Previous efforts to unite the opposition under the umbrella of the Syrian National Council (SNC) ultimately failed after widespread accusations that the SNC had little sway within Syria and was dominated by the Islamist Muslim Brotherhood.
“They’re making the same mistakes as the Syrian National Council. They’re one colour, a cleric is the ruler. More than 60 per cent of the SNC were from the Muslim Brotherhood and the religious groups, and they’ve made the same mistake with this coalition,” Muslim told Reuters in London.
“It [the opposition coalition] has not emerged from obedience to Turkey and Qatar,” he said, adding that the Kurds included in the group were not representative of Syria’s Kurds and were handpicked by Turkey to follow its agenda.
Some 10 per cent of the population, Kurds are Syria’s largest ethnic minority, and Muslim’s party has been extending its power in northern Syria as Al Assad battles an insurgency elsewhere.
Whichever group holds the Kurdish lands along the border with Turkey will control a sizeable portion of Syria’s estimated 2.5 billion barrels of crude oil reserves.
Turkey is alarmed at the growing influence of the PYD which it says is the Syrian arm of the Kurdistan Workers Party (PKK), a militant group which has fought a 28-year separatist conflict in Turkey in which more than 40,000 people have been killed.
On Monday, Syrian rebels clashed with armed Kurds near the Turkish border, the latest sign of a power struggle in Syria’s ethnically diverse northeast.
Muslim said his party did not want to carve a separate Kurdish enclave, and denied any coordination between his party and the PKK over Syria.
“We don’t want separatism or to draw new borders. What we want is constitutional recognition of the Kurdish presence, and constitutional guarantees of the democratic rights of the Kurdish people,” Muslim said.
PYD offices in Syria are, however, adorned with portraits of PKK leader Abdullah Ocalan and PYD fighters wear badges bearing the image of the moustachioed militant who is jailed in Turkey.

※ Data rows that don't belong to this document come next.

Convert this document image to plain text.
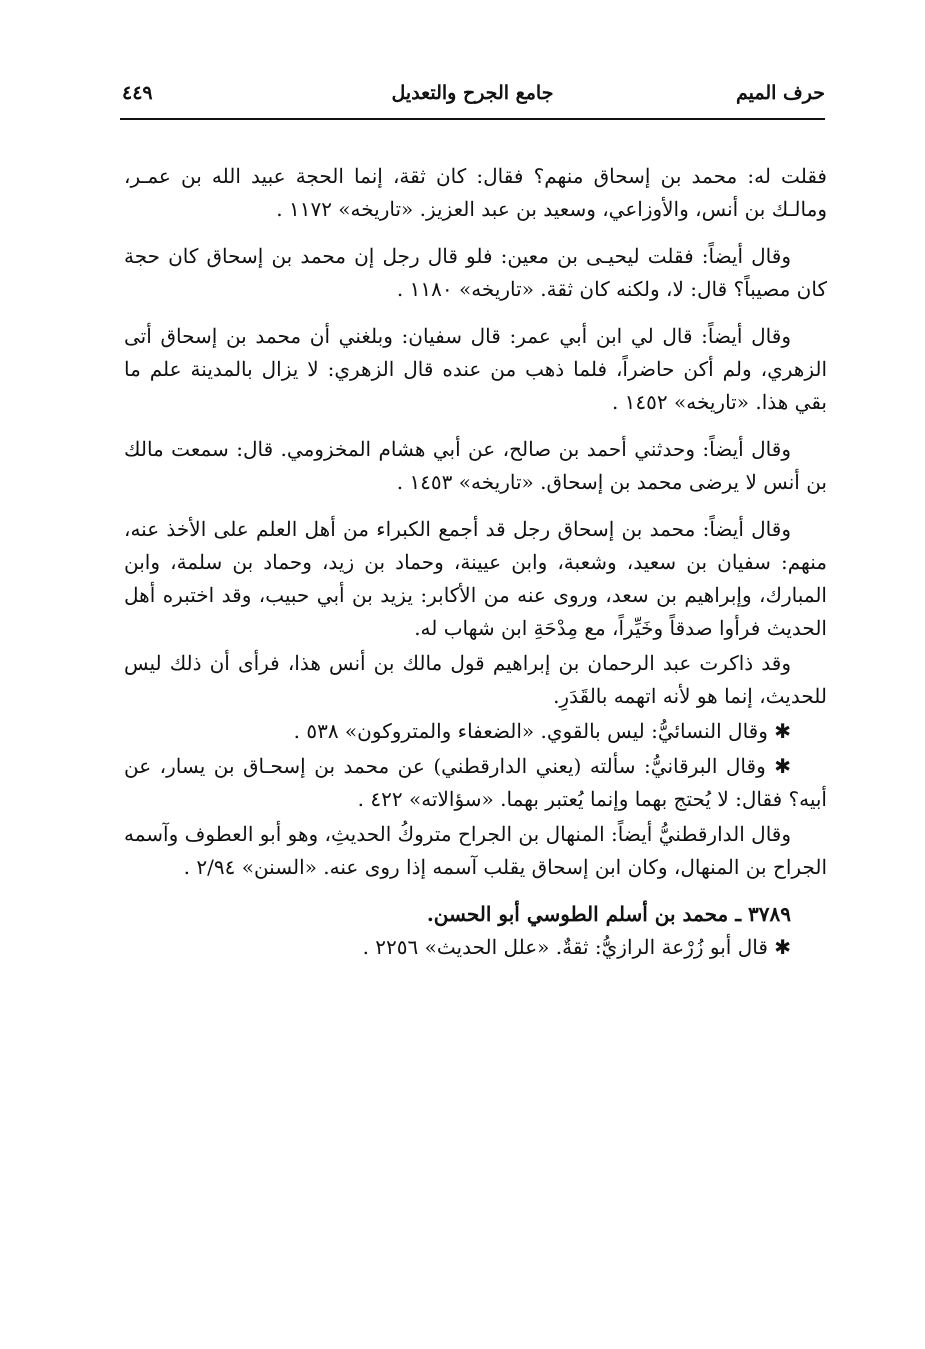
حرف الميم
جامع الجرح والتعديل
٤٤٩

فقلت له: محمد بن إسحاق منهم؟ فقال: كان ثقة، إنما الحجة عبيد الله بن عمـر، ومالـك بن أنس، والأوزاعي، وسعيد بن عبد العزيز. «تاريخه» ١١٧٢ .

وقال أيضاً: فقلت ليحيـى بن معين: فلو قال رجل إن محمد بن إسحاق كان حجة كان مصيباً؟ قال: لا، ولكنه كان ثقة. «تاريخه» ١١٨٠ .

وقال أيضاً: قال لي ابن أبي عمر: قال سفيان: وبلغني أن محمد بن إسحاق أتى الزهري، ولم أكن حاضراً، فلما ذهب من عنده قال الزهري: لا يزال بالمدينة علم ما بقي هذا. «تاريخه» ١٤٥٢ .

وقال أيضاً: وحدثني أحمد بن صالح، عن أبي هشام المخزومي. قال: سمعت مالك بن أنس لا يرضى محمد بن إسحاق. «تاريخه» ١٤٥٣ .

وقال أيضاً: محمد بن إسحاق رجل قد أجمع الكبراء من أهل العلم على الأخذ عنه، منهم: سفيان بن سعيد، وشعبة، وابن عيينة، وحماد بن زيد، وحماد بن سلمة، وابن المبارك، وإبراهيم بن سعد، وروى عنه من الأكابر: يزيد بن أبي حبيب، وقد اختبره أهل الحديث فرأوا صدقاً وخَيِّراً، مع مِدْحَةِ ابن شهاب له.

وقد ذاكرت عبد الرحمان بن إبراهيم قول مالك بن أنس هذا، فرأى أن ذلك ليس للحديث، إنما هو لأنه اتهمه بالقَدَرِ.

✱ وقال النسائيُّ: ليس بالقوي. «الضعفاء والمتروكون» ٥٣٨ .

✱ وقال البرقانيُّ: سألته (يعني الدارقطني) عن محمد بن إسحـاق بن يسار، عن أبيه؟ فقال: لا يُحتج بهما وإنما يُعتبر بهما. «سؤالاته» ٤٢٢ .

وقال الدارقطنيُّ أيضاً: المنهال بن الجراح متروكُ الحديثِ، وهو أبو العطوف وآسمه الجراح بن المنهال، وكان ابن إسحاق يقلب آسمه إذا روى عنه. «السنن» ٢/٩٤ .

٣٧٨٩ ـ محمد بن أسلم الطوسي أبو الحسن.

✱ قال أبو زُرْعة الرازيُّ: ثقةٌ. «علل الحديث» ٢٢٥٦ .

Muslim also dismissed analyst reports that Al Assad has allowed PYD forces to take control of much of the country’s northern border to antagonise Turkey, which has called for Al Assad’s departure.
Though Al Assad has pulled the bulk of his forces from the Kurdish region, there is a clear co-existence between the PYD and the remaining government troops who man checkpoints unmolested inside the Kurdish region.
The Kurds though have long been discriminated against by Al Assad and his father before him.
Making matters more complicated, Syria’s Kurds are not politically united and rivalries between the PYD and another group, the Kurdish National Council, have at times threatened to spiral into intra-Kurdish conflict.
Muslim said new, more inclusive talks between Syrian opposition groups were necessary if anti-Al Assad forces are ever to truly unify and democracy is ever to take root in Syria.
“This coalition is no good. Right now in Aleppo on the ground there are armed groups saying they don’t recognise this group because it does not represent the Syrian people,” he said.
“The solution? The Syrian opposition sits down together and talks this through to come to a proposal we all agree on. There were no talks in Doha. There was a pre-prepared scenario put in front of them and they were told to sign,” he added.
“If the Kurdish problem in Syria is not solved, democracy will not come.”